Sorry to burst your bubble, but Scandinavia was a completely uncivilized backwater. :-)

That's a good point. Unfortunately this leads to another cause of destabilization at the end of the Roman Empire: Christianity. You see, Christians precipitated the destruction of the pagan culture, which was the only culture shared by all people in Europe. Not only Roman history and culture was almost erased in that change, but also the oral traditions of nations around the Roman Empire that were also converted by the Christian Church. Of course, the ascension of Christianity as a power is also a result of the decline of Rome itself, so it is not like Christianity caused this, but it was a big factor in the cultural destruction that occurred at that time.
"Christians precipitated the destruction of the pagan culture, which was the only culture shared by all people in Europe."

? 'Pagan culture' is not some unified set of cultural norms. Rather, it's a broad category of possibly totally unrelated activities. Some of them codified via Rome (but those were adapted to Christianity) and then other, local ones.

The Christians in 300 CE were the most organized group on the continent, which was part of the reason the Emperor adopted Christianity.

An organized group of busy bodies might cause the decline of some thing (i.e. paganism) but certainly not the decline of the written word, education, governance etc. just the opposite.

One might argue that with the failure of Imperial Order, and the onset of tribal wars, it was the monks that carried most of the flame of civilization, which eventually led to the renewal of civil order and the reasonable ability to establish something approach civility.

Which is maybe close to the classical 'dark ages' narrative. Now of course maybe it was not as dark as we thought, but we certainly don't have a lot leftover from that time. Hence the historical narrative.

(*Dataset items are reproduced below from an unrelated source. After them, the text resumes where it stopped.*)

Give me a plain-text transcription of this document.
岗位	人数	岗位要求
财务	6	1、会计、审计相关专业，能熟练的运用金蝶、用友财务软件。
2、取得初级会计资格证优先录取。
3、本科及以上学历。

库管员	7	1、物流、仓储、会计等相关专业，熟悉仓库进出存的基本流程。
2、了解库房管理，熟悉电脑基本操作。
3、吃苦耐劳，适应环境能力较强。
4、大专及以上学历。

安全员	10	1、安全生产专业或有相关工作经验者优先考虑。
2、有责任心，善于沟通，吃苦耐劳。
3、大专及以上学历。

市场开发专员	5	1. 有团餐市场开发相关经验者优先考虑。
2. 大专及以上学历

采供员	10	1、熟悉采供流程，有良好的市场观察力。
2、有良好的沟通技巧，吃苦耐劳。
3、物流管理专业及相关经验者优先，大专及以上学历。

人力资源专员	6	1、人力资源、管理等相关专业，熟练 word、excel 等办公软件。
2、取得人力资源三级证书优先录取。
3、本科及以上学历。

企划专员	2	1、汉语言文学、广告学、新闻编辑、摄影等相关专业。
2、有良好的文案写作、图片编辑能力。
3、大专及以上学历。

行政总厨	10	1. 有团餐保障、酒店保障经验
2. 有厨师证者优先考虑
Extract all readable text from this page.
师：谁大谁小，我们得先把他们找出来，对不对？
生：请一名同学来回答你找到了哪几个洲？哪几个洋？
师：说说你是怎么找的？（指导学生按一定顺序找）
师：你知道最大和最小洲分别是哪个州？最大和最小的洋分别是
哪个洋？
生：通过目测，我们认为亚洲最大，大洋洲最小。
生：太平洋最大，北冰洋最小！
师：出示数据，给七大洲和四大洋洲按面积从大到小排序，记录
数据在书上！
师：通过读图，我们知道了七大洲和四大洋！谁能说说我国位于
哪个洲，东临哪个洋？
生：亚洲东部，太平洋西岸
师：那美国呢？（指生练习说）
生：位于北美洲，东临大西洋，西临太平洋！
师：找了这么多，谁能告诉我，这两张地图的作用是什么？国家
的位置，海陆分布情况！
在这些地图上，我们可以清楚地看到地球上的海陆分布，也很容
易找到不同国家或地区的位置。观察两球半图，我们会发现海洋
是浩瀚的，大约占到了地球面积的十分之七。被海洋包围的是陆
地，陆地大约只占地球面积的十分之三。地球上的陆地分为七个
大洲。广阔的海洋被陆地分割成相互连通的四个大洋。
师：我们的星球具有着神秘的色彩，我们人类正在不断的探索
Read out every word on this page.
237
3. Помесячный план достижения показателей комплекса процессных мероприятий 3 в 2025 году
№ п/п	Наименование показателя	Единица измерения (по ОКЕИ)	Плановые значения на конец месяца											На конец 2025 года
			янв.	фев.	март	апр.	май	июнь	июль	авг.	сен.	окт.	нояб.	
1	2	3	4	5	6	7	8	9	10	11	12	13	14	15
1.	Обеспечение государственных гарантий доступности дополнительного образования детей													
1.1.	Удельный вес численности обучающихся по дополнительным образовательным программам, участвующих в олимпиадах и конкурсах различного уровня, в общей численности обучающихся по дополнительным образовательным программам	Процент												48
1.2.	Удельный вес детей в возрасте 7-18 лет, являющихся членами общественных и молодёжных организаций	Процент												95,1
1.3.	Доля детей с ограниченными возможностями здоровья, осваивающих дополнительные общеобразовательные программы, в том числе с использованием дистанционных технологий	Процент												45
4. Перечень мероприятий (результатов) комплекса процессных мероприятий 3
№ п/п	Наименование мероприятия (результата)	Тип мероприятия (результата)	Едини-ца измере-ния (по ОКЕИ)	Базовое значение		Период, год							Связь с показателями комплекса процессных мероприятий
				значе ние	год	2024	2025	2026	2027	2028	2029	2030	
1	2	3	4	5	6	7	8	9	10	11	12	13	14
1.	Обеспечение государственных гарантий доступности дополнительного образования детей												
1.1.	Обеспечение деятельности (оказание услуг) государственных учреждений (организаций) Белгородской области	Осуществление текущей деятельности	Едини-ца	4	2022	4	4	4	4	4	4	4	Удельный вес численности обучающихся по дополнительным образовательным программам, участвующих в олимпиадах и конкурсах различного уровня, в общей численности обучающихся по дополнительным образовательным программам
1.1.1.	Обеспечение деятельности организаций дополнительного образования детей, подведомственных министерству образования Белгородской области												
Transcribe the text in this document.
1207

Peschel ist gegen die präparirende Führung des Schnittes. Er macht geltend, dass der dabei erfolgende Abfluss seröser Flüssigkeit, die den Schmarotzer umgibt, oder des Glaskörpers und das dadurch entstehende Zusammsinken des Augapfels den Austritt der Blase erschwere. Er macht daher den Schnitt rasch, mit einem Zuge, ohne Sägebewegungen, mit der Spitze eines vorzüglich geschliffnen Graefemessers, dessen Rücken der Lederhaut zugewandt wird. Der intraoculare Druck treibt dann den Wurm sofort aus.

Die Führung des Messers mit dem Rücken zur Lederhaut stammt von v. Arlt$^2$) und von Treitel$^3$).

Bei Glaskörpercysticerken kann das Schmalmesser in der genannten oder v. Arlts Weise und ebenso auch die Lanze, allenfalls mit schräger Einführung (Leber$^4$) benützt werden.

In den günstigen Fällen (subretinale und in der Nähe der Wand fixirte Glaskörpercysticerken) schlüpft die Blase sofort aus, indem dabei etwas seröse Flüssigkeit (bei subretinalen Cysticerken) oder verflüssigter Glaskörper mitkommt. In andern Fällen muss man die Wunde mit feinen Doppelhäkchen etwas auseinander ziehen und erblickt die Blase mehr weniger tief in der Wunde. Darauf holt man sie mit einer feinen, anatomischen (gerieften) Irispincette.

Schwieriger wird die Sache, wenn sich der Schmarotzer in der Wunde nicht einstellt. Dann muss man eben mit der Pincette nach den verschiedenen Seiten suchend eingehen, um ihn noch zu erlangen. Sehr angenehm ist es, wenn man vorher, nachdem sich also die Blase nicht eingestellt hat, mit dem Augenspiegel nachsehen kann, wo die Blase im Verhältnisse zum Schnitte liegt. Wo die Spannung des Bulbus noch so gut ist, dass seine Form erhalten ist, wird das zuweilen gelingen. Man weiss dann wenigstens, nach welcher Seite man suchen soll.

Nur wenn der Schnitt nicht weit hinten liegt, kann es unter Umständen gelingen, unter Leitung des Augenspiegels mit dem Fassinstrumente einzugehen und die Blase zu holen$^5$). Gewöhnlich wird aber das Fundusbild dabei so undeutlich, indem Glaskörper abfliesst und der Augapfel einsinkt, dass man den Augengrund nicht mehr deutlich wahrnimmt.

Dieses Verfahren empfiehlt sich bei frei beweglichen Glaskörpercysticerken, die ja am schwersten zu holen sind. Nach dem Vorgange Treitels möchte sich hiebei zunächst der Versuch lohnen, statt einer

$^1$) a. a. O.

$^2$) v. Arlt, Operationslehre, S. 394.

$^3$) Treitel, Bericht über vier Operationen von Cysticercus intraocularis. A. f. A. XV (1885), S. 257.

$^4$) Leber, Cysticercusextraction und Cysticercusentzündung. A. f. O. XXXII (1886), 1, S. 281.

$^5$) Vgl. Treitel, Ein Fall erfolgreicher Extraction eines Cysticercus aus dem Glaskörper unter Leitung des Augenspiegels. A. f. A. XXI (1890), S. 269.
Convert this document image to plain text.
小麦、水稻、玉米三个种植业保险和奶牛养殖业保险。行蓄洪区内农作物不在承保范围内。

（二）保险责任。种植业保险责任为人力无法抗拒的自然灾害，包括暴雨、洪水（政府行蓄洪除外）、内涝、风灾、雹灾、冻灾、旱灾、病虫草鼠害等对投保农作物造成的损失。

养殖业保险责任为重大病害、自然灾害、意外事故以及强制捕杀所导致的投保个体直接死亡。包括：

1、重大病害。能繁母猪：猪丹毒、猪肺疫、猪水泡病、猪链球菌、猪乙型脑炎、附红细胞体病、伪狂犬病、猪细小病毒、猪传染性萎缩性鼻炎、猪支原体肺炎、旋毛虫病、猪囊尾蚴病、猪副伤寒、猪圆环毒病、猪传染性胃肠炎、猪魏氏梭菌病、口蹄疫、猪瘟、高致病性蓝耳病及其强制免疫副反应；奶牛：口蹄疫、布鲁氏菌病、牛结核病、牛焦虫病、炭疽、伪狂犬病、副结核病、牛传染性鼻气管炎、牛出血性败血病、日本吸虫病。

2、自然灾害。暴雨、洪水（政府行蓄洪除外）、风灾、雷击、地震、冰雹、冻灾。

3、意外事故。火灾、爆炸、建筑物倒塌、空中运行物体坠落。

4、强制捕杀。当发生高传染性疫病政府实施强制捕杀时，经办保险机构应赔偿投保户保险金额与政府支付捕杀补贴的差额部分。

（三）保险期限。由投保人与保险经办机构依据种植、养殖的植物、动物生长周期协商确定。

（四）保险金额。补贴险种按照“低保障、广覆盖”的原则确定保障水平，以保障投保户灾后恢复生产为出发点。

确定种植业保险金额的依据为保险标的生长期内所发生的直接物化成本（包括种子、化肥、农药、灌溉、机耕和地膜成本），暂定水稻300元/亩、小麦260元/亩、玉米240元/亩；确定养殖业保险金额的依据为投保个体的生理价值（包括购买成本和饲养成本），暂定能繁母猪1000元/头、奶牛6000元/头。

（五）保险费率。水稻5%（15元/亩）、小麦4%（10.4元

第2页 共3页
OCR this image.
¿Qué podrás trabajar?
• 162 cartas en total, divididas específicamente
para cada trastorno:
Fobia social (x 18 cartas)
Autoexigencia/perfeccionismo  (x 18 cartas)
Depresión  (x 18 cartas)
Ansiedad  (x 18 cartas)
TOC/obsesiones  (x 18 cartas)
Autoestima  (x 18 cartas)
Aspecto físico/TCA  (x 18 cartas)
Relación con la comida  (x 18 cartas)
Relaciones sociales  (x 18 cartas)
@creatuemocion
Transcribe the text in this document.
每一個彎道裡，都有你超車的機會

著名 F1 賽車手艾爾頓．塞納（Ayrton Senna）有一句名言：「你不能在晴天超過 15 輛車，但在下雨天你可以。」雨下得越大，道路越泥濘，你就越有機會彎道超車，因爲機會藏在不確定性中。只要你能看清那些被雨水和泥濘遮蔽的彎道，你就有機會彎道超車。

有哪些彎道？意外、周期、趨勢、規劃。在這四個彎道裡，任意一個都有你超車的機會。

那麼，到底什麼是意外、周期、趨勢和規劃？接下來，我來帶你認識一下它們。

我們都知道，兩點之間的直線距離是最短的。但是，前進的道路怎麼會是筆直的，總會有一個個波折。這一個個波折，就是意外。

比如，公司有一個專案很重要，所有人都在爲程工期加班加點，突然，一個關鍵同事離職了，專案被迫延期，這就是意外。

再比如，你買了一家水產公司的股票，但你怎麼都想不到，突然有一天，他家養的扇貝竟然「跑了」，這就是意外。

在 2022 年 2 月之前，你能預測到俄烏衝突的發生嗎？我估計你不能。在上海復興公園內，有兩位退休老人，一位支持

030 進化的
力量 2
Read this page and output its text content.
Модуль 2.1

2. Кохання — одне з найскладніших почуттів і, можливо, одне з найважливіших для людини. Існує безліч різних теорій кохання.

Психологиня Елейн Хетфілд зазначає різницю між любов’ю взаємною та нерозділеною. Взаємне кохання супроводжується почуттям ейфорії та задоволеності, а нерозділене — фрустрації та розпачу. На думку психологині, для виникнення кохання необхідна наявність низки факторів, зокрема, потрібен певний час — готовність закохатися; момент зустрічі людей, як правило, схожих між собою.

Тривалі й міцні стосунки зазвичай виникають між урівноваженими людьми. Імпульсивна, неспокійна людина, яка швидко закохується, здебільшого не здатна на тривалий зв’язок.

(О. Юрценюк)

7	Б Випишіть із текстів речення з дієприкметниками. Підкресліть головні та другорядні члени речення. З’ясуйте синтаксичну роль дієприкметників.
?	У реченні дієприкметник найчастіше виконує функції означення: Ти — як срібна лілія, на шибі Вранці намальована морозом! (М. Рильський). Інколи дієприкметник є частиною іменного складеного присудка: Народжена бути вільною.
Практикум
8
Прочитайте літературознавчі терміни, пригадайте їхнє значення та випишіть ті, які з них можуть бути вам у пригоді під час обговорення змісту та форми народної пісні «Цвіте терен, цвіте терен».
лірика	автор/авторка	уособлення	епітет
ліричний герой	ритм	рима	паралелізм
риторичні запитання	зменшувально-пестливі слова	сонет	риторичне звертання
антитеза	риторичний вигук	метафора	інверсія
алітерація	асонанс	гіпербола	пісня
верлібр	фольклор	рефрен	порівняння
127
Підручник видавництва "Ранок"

I am not saying the Christianity lead to the decline of the written word, education, and governance. I am saying that it contributed to the end of oral traditions that were the only form of history known by non-Romanized pagans. It also lead to the destruction of many monuments and collections of books associated to pagan traditions in Rome.

I also don't believe that Christianity had the power to destroy civilization. They were just the result of the decay of economic power of Rome, which lead the people to organize around something other than the traditional government structure. It also had to do with the idea that the old gods were failing to defend Romans, so why not joining this new cult that seems to protect the poor and dispossessed.

There’s a funny story about history of the Slavic tribes as it relates to this. Since Slavs didn’t write, the only reason we know their migration pattern into eastern europe and the balkans is by tracking when catholic churches stopped reporting back to HQ.

So at least on that end another reason for the break in history and lineage is that the people are completely different and in fact have no lineage back to Roman times.

Even though centuries later they converted to Christianity and started wondering why they don’t feel as Roman as they should.